Detect AI-generated text

GitHub Repository: View on GitHub

Introduction

I developed a machine learning system to distinguish between human-written and AI-generated text.
As large language models (LLMs) like GPT-4, LLaMA, and Cohere become more advanced, their outputs are often indistinguishable from human writing. This can cause challenges in academic, journalistic, and professional settings where content authenticity matters.

My goal was to design, implement, and evaluate methods for reliably detecting AI-generated text — even from the most modern models.

Problem

AI text detection is difficult because:

LLMs mimic human style, coherence, and vocabulary.
Newer models constantly evolve, producing text that bypasses older detection methods.
Traditional statistical methods often fail to capture subtle differences.

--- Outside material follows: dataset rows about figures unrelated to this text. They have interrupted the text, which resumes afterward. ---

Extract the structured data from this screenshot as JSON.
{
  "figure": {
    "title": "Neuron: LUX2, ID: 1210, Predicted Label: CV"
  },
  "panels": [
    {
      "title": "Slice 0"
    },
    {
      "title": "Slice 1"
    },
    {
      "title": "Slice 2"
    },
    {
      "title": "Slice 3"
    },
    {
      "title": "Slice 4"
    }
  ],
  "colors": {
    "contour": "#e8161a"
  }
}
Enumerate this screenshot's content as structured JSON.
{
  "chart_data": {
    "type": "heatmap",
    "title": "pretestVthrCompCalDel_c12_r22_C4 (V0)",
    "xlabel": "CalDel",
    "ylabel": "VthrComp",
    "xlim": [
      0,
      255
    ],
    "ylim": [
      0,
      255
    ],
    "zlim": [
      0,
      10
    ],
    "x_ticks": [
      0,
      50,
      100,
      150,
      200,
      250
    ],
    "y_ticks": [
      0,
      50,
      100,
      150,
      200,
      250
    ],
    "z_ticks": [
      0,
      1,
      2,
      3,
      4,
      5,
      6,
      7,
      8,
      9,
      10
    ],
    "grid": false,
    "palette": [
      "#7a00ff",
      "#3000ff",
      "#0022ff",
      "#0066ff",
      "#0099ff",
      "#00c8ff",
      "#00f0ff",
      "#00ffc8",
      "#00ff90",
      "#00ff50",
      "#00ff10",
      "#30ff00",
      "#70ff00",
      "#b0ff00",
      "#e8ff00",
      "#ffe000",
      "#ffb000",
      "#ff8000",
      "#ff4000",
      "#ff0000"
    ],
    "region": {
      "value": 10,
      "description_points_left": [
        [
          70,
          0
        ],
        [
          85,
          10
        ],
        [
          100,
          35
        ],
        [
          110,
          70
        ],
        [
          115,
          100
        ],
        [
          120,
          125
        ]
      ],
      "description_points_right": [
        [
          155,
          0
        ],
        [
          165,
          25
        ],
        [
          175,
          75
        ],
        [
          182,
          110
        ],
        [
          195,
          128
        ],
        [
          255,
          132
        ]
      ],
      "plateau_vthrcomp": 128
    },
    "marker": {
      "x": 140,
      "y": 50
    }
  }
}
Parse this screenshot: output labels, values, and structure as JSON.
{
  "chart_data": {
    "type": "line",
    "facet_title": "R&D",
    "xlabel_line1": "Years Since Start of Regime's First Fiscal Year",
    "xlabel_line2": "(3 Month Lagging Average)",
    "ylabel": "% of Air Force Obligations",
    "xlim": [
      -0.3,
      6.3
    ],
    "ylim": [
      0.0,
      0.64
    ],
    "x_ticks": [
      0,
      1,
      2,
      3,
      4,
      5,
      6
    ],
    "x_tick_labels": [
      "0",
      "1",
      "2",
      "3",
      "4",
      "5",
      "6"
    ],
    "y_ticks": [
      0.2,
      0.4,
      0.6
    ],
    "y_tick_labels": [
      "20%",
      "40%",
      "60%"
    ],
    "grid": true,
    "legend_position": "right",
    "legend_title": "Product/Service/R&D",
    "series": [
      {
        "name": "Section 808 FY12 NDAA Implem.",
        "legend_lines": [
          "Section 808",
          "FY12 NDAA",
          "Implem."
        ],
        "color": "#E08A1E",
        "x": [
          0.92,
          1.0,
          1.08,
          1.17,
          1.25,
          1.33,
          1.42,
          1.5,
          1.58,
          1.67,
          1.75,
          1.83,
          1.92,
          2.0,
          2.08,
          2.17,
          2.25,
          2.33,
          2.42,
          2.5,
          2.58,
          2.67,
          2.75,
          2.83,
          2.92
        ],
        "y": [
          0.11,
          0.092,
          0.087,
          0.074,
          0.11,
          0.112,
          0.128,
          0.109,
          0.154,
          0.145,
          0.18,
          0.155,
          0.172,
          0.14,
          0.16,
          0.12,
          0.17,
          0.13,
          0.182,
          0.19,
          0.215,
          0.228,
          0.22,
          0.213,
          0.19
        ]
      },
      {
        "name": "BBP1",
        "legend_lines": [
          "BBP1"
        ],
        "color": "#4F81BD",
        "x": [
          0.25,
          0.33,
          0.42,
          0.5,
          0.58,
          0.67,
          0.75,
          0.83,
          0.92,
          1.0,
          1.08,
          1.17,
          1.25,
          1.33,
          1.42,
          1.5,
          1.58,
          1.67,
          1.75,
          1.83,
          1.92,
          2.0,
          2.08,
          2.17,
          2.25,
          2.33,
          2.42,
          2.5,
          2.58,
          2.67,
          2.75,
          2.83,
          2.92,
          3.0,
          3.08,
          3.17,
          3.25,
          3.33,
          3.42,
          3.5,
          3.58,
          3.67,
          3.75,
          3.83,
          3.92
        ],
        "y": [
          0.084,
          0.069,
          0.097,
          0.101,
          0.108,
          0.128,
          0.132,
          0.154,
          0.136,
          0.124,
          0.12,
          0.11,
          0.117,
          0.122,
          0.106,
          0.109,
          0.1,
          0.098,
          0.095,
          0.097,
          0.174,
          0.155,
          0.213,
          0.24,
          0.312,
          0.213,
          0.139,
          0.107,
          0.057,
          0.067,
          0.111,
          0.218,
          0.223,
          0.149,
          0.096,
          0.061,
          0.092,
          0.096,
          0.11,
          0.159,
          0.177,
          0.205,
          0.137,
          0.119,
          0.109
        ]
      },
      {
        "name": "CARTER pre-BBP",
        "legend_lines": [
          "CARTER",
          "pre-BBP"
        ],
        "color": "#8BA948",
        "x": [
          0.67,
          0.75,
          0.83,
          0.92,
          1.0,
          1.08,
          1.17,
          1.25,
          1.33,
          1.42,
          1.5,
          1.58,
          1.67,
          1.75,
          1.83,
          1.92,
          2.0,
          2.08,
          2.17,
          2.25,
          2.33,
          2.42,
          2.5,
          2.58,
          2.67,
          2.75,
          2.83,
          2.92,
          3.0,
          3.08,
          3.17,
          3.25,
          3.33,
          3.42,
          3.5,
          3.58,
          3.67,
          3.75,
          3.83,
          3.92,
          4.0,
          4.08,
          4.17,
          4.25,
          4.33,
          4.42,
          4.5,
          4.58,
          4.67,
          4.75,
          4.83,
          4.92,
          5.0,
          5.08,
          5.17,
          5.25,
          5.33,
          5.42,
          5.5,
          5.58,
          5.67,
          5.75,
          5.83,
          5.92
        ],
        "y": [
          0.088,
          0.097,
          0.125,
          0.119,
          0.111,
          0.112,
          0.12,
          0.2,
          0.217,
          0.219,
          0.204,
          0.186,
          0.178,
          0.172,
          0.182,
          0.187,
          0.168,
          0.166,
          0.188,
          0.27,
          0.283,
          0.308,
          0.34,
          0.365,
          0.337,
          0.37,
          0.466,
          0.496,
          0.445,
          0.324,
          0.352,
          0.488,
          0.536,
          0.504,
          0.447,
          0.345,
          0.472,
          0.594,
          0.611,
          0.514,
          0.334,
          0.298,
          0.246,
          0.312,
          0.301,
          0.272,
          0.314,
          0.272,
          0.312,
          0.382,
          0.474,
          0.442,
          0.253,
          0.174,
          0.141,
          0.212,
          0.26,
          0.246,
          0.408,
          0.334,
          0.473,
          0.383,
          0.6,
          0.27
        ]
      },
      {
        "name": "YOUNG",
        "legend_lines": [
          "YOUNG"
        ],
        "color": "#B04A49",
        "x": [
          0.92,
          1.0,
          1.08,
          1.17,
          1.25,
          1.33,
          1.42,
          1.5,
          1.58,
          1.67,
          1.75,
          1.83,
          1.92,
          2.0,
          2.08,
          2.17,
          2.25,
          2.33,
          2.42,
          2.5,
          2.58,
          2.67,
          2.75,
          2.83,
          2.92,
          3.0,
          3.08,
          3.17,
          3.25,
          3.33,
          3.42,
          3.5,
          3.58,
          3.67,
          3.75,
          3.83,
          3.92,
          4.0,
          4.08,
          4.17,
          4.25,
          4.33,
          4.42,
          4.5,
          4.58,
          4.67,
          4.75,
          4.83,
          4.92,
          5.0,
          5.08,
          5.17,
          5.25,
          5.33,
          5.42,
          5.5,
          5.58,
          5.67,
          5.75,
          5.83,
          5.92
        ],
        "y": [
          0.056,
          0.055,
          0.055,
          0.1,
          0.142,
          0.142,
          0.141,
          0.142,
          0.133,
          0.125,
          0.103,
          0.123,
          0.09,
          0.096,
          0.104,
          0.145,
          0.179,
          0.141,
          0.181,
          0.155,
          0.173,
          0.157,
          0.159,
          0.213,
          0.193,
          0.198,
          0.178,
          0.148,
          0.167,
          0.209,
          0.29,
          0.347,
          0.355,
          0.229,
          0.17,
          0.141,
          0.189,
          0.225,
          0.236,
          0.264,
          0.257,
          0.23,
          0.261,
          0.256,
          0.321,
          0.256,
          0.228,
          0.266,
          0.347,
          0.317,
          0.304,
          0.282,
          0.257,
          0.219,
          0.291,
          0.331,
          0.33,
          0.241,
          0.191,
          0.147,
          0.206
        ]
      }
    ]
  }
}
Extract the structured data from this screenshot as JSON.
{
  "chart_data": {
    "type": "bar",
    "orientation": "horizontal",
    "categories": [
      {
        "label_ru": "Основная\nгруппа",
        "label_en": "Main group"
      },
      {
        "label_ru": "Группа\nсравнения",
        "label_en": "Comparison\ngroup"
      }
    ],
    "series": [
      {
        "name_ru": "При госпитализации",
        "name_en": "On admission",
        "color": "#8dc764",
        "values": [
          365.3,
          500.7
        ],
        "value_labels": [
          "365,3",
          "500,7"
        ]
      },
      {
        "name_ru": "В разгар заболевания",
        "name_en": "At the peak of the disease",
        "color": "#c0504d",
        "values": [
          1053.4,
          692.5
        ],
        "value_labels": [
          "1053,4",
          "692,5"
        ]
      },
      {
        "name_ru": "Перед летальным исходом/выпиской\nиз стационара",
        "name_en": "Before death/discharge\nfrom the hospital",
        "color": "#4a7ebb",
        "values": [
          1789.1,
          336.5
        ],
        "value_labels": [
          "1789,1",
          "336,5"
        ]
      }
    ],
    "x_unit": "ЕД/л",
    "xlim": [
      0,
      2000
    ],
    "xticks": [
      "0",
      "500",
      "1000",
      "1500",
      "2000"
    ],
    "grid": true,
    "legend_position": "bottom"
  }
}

This project set out to build a robust classifier that could:

Work across multiple datasets.
Adapt to newer AI models.
Maintain high accuracy on unseen data.

Approach

1. Data

I combined multiple datasets to train and evaluate the model:

Kaggle competition essays – 1,000 samples.
DAIGT train dataset – 5,000 samples.
Generated essays – 500 samples produced using GPT-4, Cohere, etc., with varied prompts and temperatures.
Hugging Face external dataset – 15,000 samples for out-of-distribution testing.

2. Features

I engineered multiple types of features to capture both style and structure:

Vocabulary Richness – ratio of unique words to total words.
Readability Scores – SMOG Index, Gunning Fog Index.
Perplexity – using GPT-2 to measure text predictability.
Polarity & Subjectivity – sentiment-based metrics.
Compression Factors – redundancy patterns via Lempel-Ziv and Gzip.

After analysis, I found perplexity, SMOG Index, and Gunning Fog Index were the most effective and generalizable.

3. Feature Selection

To reduce redundancy and overfitting, I performed Principal Component Analysis (PCA) and SHAP feature importance analysis.

PCA Loadings Heatmap SHAP Feature Importance

These confirmed that perplexity, SMOG Index, and Gunning Fog Index were the most influential and distinct features.

3. Models Tested

I implemented and tuned:

Support Vector Machine (SVM)
XGBoost
Multi-Layer Perceptron (MLP)

I optimized each with techniques like grid search, Bayesian optimization, and early stopping.

Results

Model	Test Accuracy	AUC-ROC	External Dataset Accuracy	External Dataset AUC-ROC
XGBoost	89%	0.95	81%	0.90
SVM	87%	0.86	89%	0.89
MLP	80.7%	0.85	85.5%	0.94

Key Findings:

Compression features alone performed poorly (~57% accuracy).
Combining linguistic complexity and perplexity features gave the best results.
The MLP with top 3 features (Perplexity, SMOG, Gunning Fog) was both accurate and generalizable.
The model achieved 99% AUC on some external tests.

What I Solved

Built a detection system that generalizes to data from completely new sources.
Identified feature sets that stay effective even as AI models improve.
Reduced overfitting by focusing on conceptually distinct features.

Conclusion

By combining linguistic readability metrics with model-based perplexity, I developed a detector that works across different datasets and AI text styles.
This project lays the groundwork for tools that maintain trust in academic, professional, and journalistic contexts.

Future Improvements

Integrate transformer-based embeddings (BERT, RoBERTa).
Continuously retrain on outputs from newer LLMs.
Add semantic and discourse-level analysis.
Deploy as a real-time detection service.